If you want to know how often Oscars were awarded to a man over 60, or to the role of a disabled character – the early years are full of prizes given to tales of deaf ballerinas – there will be a statistician, somewhere, who can tell you. This week, Sandra Bullock walked out on her husband within days of winning the Best Actress Oscar. Naturally, there was a statistician on hand to tell you how many times marital discord has followed on from an actress winning the prize. Don't they have anything better to do?

Gwyneth Paltrow in 1999; Helen Hunt in 1998; Halle Berry in 2002; Julia Roberts in 2001; Reese Witherspoon in 2006; all ended long-running relationships soon after the award, preferring the little gold man to the large hairy one. Susan Sarandon, we are told – I think this may be stretching a point – split up with Tim Robbins a mere 14 years after winning an Oscar in 1996. Could it be that the husbands and partners can't stand to be outshone? Or might they have made a pact with their honour to stick with a needy diva just until they made it, and not one moment longer? Interestingly, it doesn't seem to happen with the wives of Oscar-winning actors. I dare say they have put up with towering egos so long, the addition of a thirteen-and-a-half-inch statuette wouldn't add too greatly to their domestic burden.

This case takes the biscuit for sheer spite

A Michael Campbell, working through the night at a call centre, was overcome with temptation, and ate some biscuits from a workmate's desk.

What follows tells you a great deal about Britain today. Instead of saying "Do you think you could not eat my biscuits," or suggesting that they pool in together for office biscuits, the owner of the biscuits, Pamela Harrison, brought the matter to management. Since the workers were constantly filmed on CCTV – of course they were – Mr Campbell was caught bang to rights. The matter came to court, where he was fined £7 for the biscuits and £150 in costs. The magistrate, Lesley Pyrah, called his actions "a breach of trust", rather than, for instance, "a total load of crap clogging up my courtroom."

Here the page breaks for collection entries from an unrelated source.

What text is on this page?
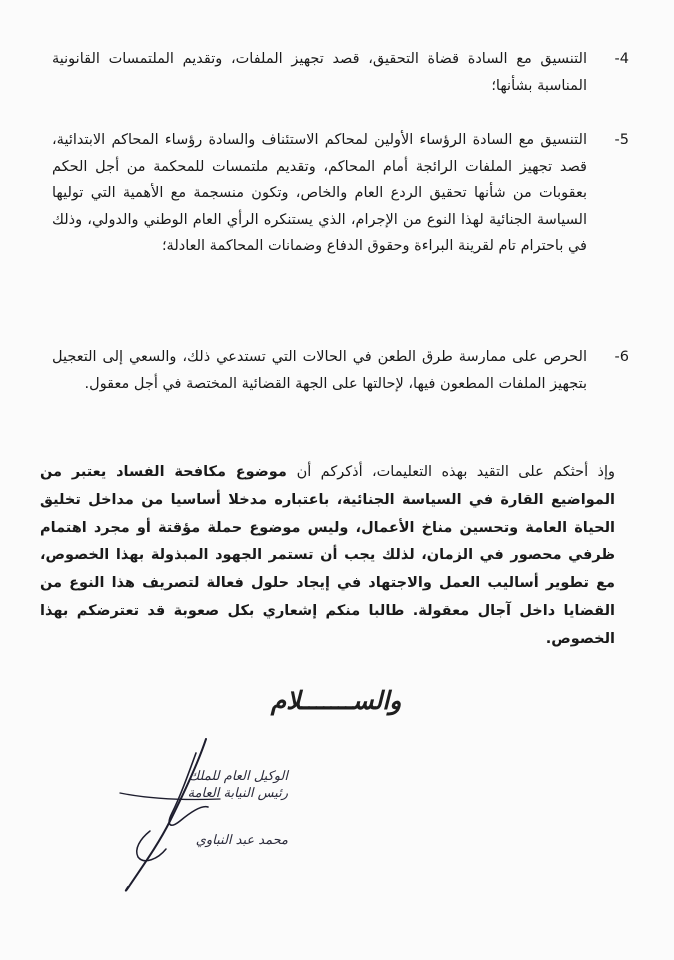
-4
التنسيق مع السادة قضاة التحقيق، قصد تجهيز الملفات، وتقديم الملتمسات القانونية المناسبة بشأنها؛
-5
التنسيق مع السادة الرؤساء الأولين لمحاكم الاستئناف والسادة رؤساء المحاكم الابتدائية، قصد تجهيز الملفات الرائجة أمام المحاكم، وتقديم ملتمسات للمحكمة من أجل الحكم بعقوبات من شأنها تحقيق الردع العام والخاص، وتكون منسجمة مع الأهمية التي توليها السياسة الجنائية لهذا النوع من الإجرام، الذي يستنكره الرأي العام الوطني والدولي، وذلك في باحترام تام لقرينة البراءة وحقوق الدفاع وضمانات المحاكمة العادلة؛
-6
الحرص على ممارسة طرق الطعن في الحالات التي تستدعي ذلك، والسعي إلى التعجيل بتجهيز الملفات المطعون فيها، لإحالتها على الجهة القضائية المختصة في أجل معقول.
وإذ أحثكم على التقيد بهذه التعليمات، أذكركم أن موضوع مكافحة الفساد يعتبر من المواضيع القارة في السياسة الجنائية، باعتباره مدخلا أساسيا من مداخل تخليق الحياة العامة وتحسين مناخ الأعمال، وليس موضوع حملة مؤقتة أو مجرد اهتمام ظرفي محصور في الزمان، لذلك يجب أن تستمر الجهود المبذولة بهذا الخصوص، مع تطوير أساليب العمل والاجتهاد في إيجاد حلول فعالة لتصريف هذا النوع من القضايا داخل آجال معقولة. طالبا منكم إشعاري بكل صعوبة قد تعترضكم بهذا الخصوص.
والســـــــلام
الوكيل العام للملك
رئيس النيابة العامة
محمد عبد النباوي
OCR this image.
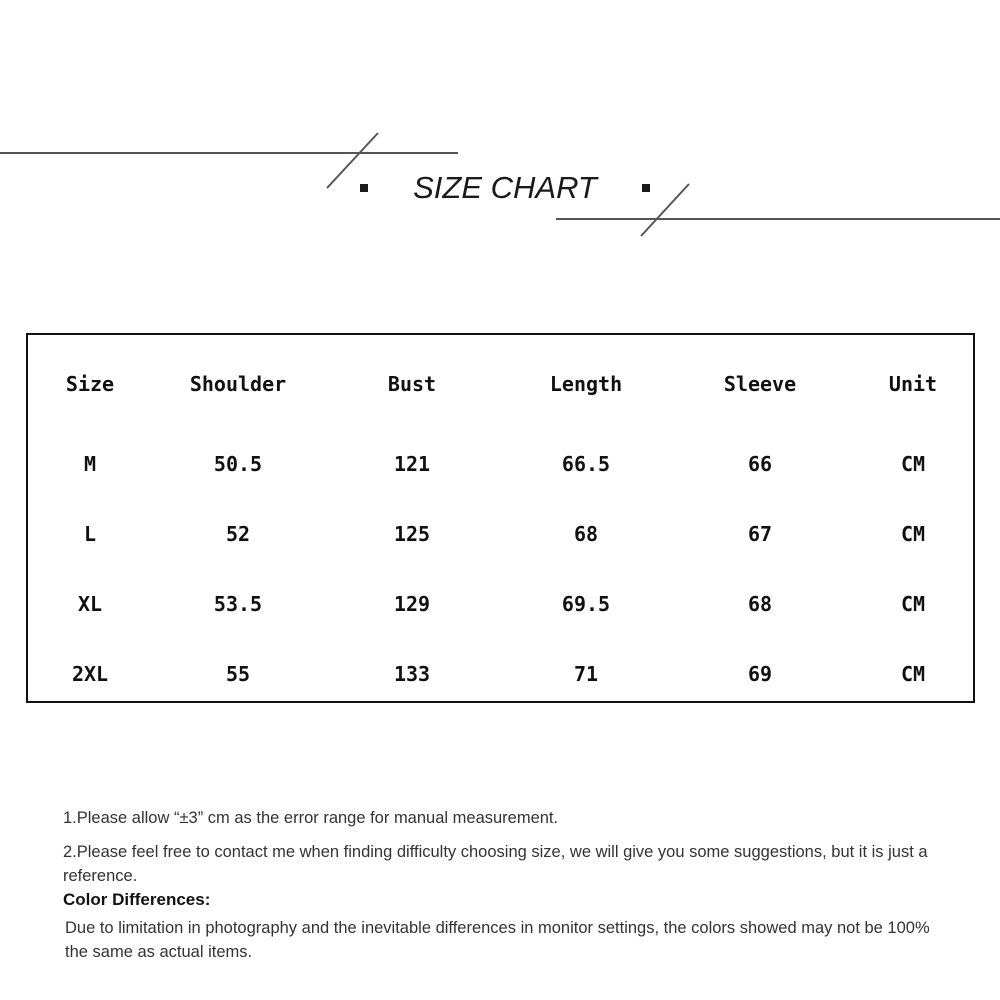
SIZE CHART
Size	Shoulder	Bust	Length	Sleeve	Unit
M	50.5	121	66.5	66	CM
L	52	125	68	67	CM
XL	53.5	129	69.5	68	CM
2XL	55	133	71	69	CM

1.Please allow “±3” cm as the error range for manual measurement.

2.Please feel free to contact me when finding difficulty choosing size, we will give you some suggestions, but it is just a reference.

Color Differences:

Due to limitation in photography and the inevitable differences in monitor settings, the colors showed may not be 100% the same as actual items.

" De minimis non curat lex" used to be quite a good motto for lawyers. So Mr Campbell ate someone else's biscuits. Big deal. Against the sheer, terrifying boredom of working nights in a Newcastle call centre, there would seem to be no defence except the wild excitement of nicking the ghastly Ms Harrison's biscuits. Mr Campbell maintained that he thought the biscuits had been bought by the company, Convergys, for communal use.

Which, considering that they are the sort of bastards that apparently film their employees at work, seems an unrealistically held belief. I wonder how much money Convergys would save, and how much employee goodwill, if they scrapped the surveillance and handed out Hobnobs instead.